Donna Lieberman, executive director of the New York Civil Liberties Union, says the first legislative session to be run by Democrats in a decade has already seen many successes. They include passage of the Reproductive Health Act, which codified the rights in the landmark US Supreme court decision Roe v Wade into New York State law. Also, approval of the Dream Act, which grants access to college aid for the children of undocumented immigrants, strengthened voting rights, and bail reform .

“After decades and decades of being kind of do nothing- ish in the New York State legislature , we have a legislature that was elected to do something to fight for justice,” Lieberman said.

But she and other advocates say there is still unfinished business before the session ends, including what’s known as the Green Light campaign to permit undocumented immigrants to obtain standard driver’s licenses.

It’s time to reverse the ridiculously harmful and unsafe policy of denying people driver’s licenses based on their immigration status,” Lieberman said.

Other measures include granting more rights to farmworkers, like the right to collectively bargain and to be paid for over time work.

Students in the NYCLU’s teen activist project also spoke at the rally.

Anna Bedell, a high school student in New York City  spoke in favor of the Healthy Students Healthy Schools bill, which would mandate better sex education for the state’s teenagers.

Most of the time, the sex ed that we are taught is between straight, cys couples, when in reality many teens do not fit this narrative,” said Bedell. “Who do LGBTQ plus identified students go to when they have questions about their sexuality and relationships when the curriculum excludes them?”

Ben Rothstein spoke against the increasing use of identifying software technology in schools, saying students no longer have any “expectation of privacy”.

“I swipe my ID, so school administrators know exactly when I enter and leave.

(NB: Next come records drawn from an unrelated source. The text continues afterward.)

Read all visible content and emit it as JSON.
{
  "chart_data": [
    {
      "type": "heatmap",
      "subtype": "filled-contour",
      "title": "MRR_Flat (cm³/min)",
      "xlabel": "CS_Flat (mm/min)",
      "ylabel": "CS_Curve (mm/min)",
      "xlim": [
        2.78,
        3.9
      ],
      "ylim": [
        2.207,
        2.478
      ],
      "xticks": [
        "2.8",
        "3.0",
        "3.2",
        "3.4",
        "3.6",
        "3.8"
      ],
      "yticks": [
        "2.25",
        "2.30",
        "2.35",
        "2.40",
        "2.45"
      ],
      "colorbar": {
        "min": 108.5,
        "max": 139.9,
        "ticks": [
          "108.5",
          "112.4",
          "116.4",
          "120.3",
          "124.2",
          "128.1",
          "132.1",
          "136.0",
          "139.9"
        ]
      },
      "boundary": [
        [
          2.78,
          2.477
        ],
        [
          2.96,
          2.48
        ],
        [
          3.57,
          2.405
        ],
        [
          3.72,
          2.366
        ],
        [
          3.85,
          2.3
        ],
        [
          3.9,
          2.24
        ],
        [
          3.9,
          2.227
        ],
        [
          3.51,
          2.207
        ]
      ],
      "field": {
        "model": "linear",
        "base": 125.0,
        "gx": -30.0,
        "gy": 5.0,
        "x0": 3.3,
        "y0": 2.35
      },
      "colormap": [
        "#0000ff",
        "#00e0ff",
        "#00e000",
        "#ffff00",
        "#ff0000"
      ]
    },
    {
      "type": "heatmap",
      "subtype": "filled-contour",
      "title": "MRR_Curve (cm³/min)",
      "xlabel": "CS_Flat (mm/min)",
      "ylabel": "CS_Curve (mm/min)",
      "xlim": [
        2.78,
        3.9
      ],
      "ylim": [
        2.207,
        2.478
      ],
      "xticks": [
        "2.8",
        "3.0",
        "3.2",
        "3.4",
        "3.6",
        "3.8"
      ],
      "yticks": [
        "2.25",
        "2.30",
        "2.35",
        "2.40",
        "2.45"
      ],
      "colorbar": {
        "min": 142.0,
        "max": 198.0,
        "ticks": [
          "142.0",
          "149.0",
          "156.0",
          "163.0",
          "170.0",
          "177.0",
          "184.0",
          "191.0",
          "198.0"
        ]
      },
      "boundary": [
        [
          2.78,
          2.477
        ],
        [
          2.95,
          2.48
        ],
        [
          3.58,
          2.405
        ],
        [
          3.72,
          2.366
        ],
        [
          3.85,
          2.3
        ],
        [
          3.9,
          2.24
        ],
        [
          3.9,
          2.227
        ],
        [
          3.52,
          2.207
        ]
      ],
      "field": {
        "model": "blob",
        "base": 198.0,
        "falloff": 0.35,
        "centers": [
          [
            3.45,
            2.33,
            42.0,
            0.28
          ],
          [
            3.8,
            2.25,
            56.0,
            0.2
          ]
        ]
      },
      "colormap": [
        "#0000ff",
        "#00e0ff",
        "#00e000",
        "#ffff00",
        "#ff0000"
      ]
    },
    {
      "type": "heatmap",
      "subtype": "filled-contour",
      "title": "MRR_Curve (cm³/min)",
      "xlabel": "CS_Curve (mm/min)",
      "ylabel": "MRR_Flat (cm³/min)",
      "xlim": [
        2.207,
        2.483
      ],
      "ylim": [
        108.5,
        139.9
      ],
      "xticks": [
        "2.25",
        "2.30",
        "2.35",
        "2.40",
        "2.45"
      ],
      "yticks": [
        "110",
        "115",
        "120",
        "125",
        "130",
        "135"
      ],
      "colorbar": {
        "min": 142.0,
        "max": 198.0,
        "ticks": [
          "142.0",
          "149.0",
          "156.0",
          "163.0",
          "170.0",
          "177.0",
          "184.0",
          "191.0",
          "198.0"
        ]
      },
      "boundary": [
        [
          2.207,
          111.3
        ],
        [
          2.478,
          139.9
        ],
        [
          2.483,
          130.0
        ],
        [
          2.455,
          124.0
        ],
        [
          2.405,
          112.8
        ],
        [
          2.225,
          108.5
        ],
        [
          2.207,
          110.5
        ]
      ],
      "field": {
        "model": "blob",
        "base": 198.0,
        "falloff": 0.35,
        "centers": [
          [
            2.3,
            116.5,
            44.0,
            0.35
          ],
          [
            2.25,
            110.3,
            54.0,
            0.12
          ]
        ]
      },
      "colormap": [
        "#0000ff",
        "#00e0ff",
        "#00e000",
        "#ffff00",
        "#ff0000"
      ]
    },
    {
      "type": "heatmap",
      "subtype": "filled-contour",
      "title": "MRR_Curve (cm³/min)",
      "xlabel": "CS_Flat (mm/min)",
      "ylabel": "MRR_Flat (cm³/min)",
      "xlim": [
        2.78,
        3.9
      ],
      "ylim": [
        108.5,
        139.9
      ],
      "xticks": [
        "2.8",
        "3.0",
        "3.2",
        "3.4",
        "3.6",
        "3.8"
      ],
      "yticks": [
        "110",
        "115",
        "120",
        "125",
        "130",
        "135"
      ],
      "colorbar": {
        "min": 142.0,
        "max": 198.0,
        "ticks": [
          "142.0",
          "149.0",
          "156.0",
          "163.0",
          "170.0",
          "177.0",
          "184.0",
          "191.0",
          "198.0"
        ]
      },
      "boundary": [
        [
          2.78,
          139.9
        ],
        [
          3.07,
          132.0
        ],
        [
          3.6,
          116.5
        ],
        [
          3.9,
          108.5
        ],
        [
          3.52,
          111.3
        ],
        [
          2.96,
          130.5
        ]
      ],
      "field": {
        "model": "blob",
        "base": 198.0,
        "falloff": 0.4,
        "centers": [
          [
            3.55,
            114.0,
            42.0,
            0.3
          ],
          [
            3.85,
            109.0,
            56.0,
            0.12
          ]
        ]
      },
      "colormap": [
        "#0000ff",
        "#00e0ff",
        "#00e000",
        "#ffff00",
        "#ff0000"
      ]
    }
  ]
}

Cameras line the hallways, assiduously tracking my every move,” said Rothstein. “Despite my school having also no disciplinary incidents.” 

Rothstein and other teenagers at the rally support a bill that would ban facial recognition and other bio surveillance technologies out of public schools. He says there are better ways to ensure students’ safety.

Since the state budget was approved in late March, action  has stalled on a number of issues, including the drivers’ license and farm worker’s bills, as well as on legalizing marijuana for adult recreational use.  Supporters of  the measures say they have not given up hope. Lieberman says it might actually be a good sign that lawmakers seem to be deliberating and considering the bills more carefully.

“There’s still, as we go around and talk to people, a lot of energy and commitment to get things done,” Lieberman said. “And a lot of our issues are in play.”

After all she says, a lot can happen in the five weeks remaining in the session.